"PhyWorldBench": A Comprehensive Evaluation of Physical Realism in Text-to-Video Models
Jing Gu, Xian Liu, Yu Zeng, Ashwin Nagarajan, Fangrui Zhu, Daniel Hong, Yue Fan, Qianqi Yan, Kaiwen Zhou, Ming-Yu Liu, Xin Eric Wang
TL;DR
PhyWorldBench introduces a large-scale, physics-centered benchmark for text-to-video models, probing adherence to real-world physics through 1,050 carefully annotated prompts and 12,600 generated videos across 12 models. It features a three-stage data creation pipeline, a Yes/No evaluation framework with semantic adherence and physical commonsense, and an automated MLLM-based evaluator (CAP) for zero-shot physics assessment. The study reveals persistent gaps in temporal consistency and physical realism, shows that physics-aware prompting modestly improves results, and highlights a risky tendency of higher-quality models to rationalize physics violations rather than actively enforce physical laws.
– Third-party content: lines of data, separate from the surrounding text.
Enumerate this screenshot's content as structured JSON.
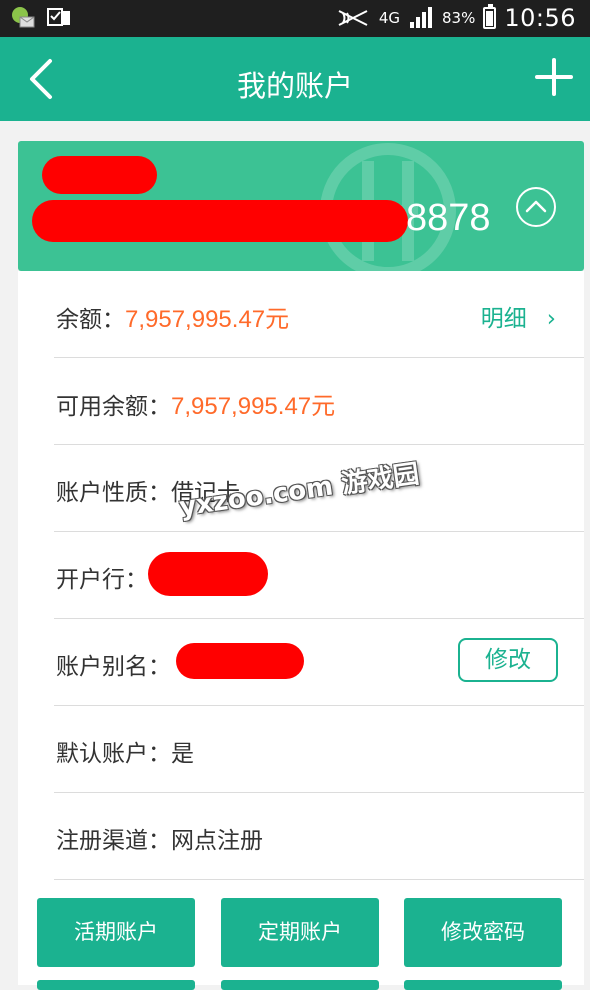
{
  "status_bar": {
    "network": "4G",
    "battery": "83%",
    "battery_level": 0.83,
    "time": "10:56"
  },
  "nav": {
    "title": "我的账户",
    "back_icon": "chevron-left-icon",
    "add_icon": "plus-icon"
  },
  "card": {
    "number_tail": "8878",
    "toggle_icon": "chevron-up-circle-icon"
  },
  "details": {
    "balance_label": "余额：",
    "balance_value": "7,957,995.47元",
    "detail_link": "明细",
    "detail_chevron": "›",
    "available_label": "可用余额：",
    "available_value": "7,957,995.47元",
    "account_type": "账户性质：借记卡",
    "bank_label": "开户行：",
    "alias_label": "账户别名：",
    "edit_label": "修改",
    "default_account": "默认账户：是",
    "register_channel": "注册渠道：网点注册"
  },
  "actions": {
    "current_account": "活期账户",
    "fixed_account": "定期账户",
    "change_password": "修改密码"
  },
  "watermark": "yxzoo.com 游戏园",
  "colors": {
    "primary": "#1bb290",
    "card": "#3cc294",
    "amount": "#ff6a2a",
    "redaction": "#ff0000"
  }
}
By providing a comprehensive benchmark, CAP-based evaluation, and prompt-design guidance, PhyWorldBench aims to elevate the development of physically faithful, safe, and practically useful video-generation systems.
Abstract
Video generation models have achieved remarkable progress in creating high-quality, photorealistic content. However, their ability to accurately simulate physical phenomena remains a critical and unresolved challenge. This paper presents PhyWorldBench, a comprehensive benchmark designed to evaluate video generation models based on their adherence to the laws of physics. The benchmark covers multiple levels of physical phenomena, ranging from fundamental principles such as object motion and energy conservation to more complex scenarios involving rigid body interactions and human or animal motion. Additionally, we introduce a novel Anti-Physics category, where prompts intentionally violate real-world physics, enabling the assessment of whether models can follow such instructions while maintaining logical consistency. Besides large-scale human evaluation, we also design a simple yet effective method that utilizes current multimodal large language models to evaluate physics realism in a zero-shot fashion. We evaluate 12 state-of-the-art text-to-video generation models, including five open-source and five proprietary models, with detailed comparison and analysis. Through systematic testing across 1050 curated prompts spanning fundamental, composite, and anti-physics scenarios, we identify pivotal challenges these models face in adhering to real-world physics. We further examine their performance under diverse physical phenomena and prompt types, and derive targeted recommendations for crafting prompts that enhance fidelity to physical principles.